Connor looked at me. “Would you talk that way to your mother?”
“Of course not.”
“So you change according to context, too,” Connor said. “The fact is we all do. It’s just that Americans believe there is some core of individuality that doesn’t change from one moment to the next. And the Japanese believe context rules everything.”
“It sounds to me,” I said, “like an excuse for lying.”
“He doesn’t see it as lying.”
“But that’s what it is.”
Connor shrugged. “Only from your point of view, k. Not from his.”
So much interesting that we find exactly the same idea in Bakhtin’s book on Dostoevsky. The principal specifics of this writer’s method is that his characters are not bearers of some objectively existing properties or ideas, they are full-fledged personalities who cooperate in the creation of life and manifest themselves through interaction with others and with the world at large. This approach Bakhtin calls dialogic contrasting it with the monologic world of uniform contexts and objectively existing ideas (…) In this sense, the liberal order belongs to the monologue world.
Corruption destroys a uniform context; it breaks the connection between the sign and its meaning. An example of this would be the case when the contractor goes beyond his sphere of competence, does not adhere to the project of the architect, and ‘puts his soul into it’ and - perhaps with the best of intentions – thus distorting the project. This person commits an acts for which he is not entitled.
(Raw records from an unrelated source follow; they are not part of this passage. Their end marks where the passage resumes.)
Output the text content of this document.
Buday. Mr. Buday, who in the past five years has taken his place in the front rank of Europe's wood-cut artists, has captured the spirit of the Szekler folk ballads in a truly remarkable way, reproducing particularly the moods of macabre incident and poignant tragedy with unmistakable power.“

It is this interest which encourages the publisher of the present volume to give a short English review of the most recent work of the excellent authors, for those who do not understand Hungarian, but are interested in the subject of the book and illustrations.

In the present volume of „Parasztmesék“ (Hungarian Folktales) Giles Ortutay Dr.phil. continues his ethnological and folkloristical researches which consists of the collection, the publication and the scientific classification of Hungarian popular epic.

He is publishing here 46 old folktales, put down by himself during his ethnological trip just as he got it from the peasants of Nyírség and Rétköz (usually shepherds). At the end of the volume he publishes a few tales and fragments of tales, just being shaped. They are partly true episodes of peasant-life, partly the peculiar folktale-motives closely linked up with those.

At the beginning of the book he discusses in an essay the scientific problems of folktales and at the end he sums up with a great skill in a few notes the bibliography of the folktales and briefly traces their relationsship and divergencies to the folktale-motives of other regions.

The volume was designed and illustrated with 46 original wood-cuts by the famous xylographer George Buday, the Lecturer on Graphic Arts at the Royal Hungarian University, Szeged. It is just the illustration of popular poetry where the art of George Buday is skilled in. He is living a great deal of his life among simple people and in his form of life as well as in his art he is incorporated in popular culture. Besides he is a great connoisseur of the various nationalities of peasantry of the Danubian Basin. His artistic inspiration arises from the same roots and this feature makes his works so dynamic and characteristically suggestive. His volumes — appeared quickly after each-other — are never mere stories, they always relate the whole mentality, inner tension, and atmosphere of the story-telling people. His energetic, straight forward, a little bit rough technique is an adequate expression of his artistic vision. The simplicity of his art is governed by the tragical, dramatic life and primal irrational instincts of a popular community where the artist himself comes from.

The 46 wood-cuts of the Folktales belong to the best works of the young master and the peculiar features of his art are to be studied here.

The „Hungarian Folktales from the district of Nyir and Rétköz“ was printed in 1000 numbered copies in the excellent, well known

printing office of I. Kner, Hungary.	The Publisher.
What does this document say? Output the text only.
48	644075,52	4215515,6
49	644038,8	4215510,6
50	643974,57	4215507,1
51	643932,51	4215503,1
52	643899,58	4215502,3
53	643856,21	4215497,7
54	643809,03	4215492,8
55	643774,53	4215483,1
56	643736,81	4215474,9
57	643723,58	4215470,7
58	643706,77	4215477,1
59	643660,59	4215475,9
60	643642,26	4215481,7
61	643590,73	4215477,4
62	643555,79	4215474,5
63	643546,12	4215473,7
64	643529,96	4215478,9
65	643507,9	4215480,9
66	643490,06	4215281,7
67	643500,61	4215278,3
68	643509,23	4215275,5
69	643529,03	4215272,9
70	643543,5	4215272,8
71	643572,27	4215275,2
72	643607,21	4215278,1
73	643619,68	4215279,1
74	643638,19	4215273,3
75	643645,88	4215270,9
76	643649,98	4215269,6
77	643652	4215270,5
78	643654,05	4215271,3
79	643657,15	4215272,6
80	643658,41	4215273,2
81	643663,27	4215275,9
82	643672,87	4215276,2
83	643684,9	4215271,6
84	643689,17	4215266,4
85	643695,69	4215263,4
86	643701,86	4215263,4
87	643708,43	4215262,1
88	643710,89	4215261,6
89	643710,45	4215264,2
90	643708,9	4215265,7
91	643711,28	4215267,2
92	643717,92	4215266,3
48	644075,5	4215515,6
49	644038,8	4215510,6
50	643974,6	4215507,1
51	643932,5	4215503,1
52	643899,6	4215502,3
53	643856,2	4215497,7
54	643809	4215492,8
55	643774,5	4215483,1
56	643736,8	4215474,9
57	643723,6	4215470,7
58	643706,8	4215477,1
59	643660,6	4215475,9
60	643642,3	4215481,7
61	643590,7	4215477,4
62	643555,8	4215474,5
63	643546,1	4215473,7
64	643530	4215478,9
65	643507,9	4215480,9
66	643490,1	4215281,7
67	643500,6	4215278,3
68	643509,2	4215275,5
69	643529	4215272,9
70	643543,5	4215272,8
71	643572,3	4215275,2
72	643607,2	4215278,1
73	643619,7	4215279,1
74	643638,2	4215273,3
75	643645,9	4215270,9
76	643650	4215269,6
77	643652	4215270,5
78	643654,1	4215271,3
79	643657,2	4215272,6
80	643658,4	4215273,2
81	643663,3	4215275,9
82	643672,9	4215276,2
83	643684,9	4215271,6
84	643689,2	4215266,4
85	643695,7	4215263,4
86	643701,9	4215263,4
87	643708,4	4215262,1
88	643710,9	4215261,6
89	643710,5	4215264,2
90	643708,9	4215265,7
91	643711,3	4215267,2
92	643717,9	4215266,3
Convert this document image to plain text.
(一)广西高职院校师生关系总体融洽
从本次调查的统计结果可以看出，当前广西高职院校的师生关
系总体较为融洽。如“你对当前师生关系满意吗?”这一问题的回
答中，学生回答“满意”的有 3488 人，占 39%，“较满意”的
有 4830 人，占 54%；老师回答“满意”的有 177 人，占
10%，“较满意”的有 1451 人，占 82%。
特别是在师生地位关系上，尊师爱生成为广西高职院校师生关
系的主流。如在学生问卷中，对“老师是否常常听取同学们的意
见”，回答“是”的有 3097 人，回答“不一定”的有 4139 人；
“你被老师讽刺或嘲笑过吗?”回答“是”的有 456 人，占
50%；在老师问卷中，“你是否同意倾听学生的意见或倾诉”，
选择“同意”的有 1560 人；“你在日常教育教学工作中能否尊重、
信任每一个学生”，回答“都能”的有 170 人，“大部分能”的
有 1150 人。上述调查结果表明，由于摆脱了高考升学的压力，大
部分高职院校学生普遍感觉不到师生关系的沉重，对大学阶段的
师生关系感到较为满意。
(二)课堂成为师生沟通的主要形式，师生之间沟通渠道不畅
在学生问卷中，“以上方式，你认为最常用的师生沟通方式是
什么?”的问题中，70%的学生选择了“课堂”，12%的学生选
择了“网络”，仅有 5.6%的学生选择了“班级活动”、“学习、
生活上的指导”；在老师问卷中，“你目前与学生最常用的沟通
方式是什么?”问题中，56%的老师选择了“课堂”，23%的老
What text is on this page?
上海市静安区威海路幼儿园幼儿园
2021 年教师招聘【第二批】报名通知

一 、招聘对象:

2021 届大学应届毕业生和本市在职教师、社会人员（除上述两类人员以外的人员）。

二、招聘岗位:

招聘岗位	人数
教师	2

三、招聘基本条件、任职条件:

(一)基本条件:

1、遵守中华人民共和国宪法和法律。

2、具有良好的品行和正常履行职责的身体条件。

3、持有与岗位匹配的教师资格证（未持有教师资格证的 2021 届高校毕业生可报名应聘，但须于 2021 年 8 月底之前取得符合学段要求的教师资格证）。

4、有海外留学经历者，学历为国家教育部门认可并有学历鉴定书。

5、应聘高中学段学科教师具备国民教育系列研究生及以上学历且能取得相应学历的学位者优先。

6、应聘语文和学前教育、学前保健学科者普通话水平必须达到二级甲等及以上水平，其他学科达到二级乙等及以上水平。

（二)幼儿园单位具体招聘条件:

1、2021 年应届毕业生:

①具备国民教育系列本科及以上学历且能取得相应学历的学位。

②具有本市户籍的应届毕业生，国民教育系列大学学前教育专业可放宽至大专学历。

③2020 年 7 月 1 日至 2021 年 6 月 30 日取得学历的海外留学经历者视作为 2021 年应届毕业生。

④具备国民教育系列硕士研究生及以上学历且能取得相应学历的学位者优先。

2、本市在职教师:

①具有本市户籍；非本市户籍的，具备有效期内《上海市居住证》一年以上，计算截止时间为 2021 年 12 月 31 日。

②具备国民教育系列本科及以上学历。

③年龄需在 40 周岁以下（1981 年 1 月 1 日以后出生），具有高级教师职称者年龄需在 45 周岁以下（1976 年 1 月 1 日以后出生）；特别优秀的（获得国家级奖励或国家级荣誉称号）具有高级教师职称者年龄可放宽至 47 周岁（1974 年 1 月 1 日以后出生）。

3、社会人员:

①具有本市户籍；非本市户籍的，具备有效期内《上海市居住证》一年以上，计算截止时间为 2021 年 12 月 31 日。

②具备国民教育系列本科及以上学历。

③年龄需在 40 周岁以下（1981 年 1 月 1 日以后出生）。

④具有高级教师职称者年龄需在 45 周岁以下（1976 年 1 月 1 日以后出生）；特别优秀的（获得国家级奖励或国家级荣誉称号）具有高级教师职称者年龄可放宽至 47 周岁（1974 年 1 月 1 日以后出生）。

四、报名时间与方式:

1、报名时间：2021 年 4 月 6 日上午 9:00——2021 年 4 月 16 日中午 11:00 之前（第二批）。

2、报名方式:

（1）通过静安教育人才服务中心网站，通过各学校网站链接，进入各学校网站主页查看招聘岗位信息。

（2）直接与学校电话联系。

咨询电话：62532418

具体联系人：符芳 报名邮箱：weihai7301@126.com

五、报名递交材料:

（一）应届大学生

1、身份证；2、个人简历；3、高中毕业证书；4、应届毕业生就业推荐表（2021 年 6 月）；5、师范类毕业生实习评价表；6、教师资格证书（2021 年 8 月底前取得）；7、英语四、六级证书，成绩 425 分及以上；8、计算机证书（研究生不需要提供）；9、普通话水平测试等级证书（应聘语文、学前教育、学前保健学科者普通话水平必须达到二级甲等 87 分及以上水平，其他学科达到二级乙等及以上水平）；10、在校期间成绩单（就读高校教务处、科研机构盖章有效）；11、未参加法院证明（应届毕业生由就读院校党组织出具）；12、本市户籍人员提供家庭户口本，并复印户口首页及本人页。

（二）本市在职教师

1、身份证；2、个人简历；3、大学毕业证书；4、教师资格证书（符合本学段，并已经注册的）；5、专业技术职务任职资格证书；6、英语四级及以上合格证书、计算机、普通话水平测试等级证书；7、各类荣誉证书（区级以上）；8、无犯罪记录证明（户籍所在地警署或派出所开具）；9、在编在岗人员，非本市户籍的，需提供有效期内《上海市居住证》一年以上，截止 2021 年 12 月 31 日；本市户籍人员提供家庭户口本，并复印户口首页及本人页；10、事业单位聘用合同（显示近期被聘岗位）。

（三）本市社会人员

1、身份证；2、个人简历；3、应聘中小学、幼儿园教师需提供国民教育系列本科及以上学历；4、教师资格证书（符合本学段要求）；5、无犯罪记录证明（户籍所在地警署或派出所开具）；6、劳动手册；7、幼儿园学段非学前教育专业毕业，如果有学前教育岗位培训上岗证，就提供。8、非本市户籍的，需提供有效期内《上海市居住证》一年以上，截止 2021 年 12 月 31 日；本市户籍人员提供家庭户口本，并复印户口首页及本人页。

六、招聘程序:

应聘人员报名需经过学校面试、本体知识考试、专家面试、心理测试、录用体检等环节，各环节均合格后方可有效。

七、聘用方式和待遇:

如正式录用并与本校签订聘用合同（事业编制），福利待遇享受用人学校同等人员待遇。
Still, commonly the word corruption is used for a slightly different behavior, namely the use of one’s rights for inappropriate purposes, often for personal gain. But strictly speaking, corruption is a special case of violation of the principle of separation of competencies.
It should be noted that societies based on sign systems and on the principle of semiotic organization are characterized by a much more painful and strong reaction to corruption than the ‘network’ societies. This is not surprising, since corruption problems lead here to serious system-wide implications.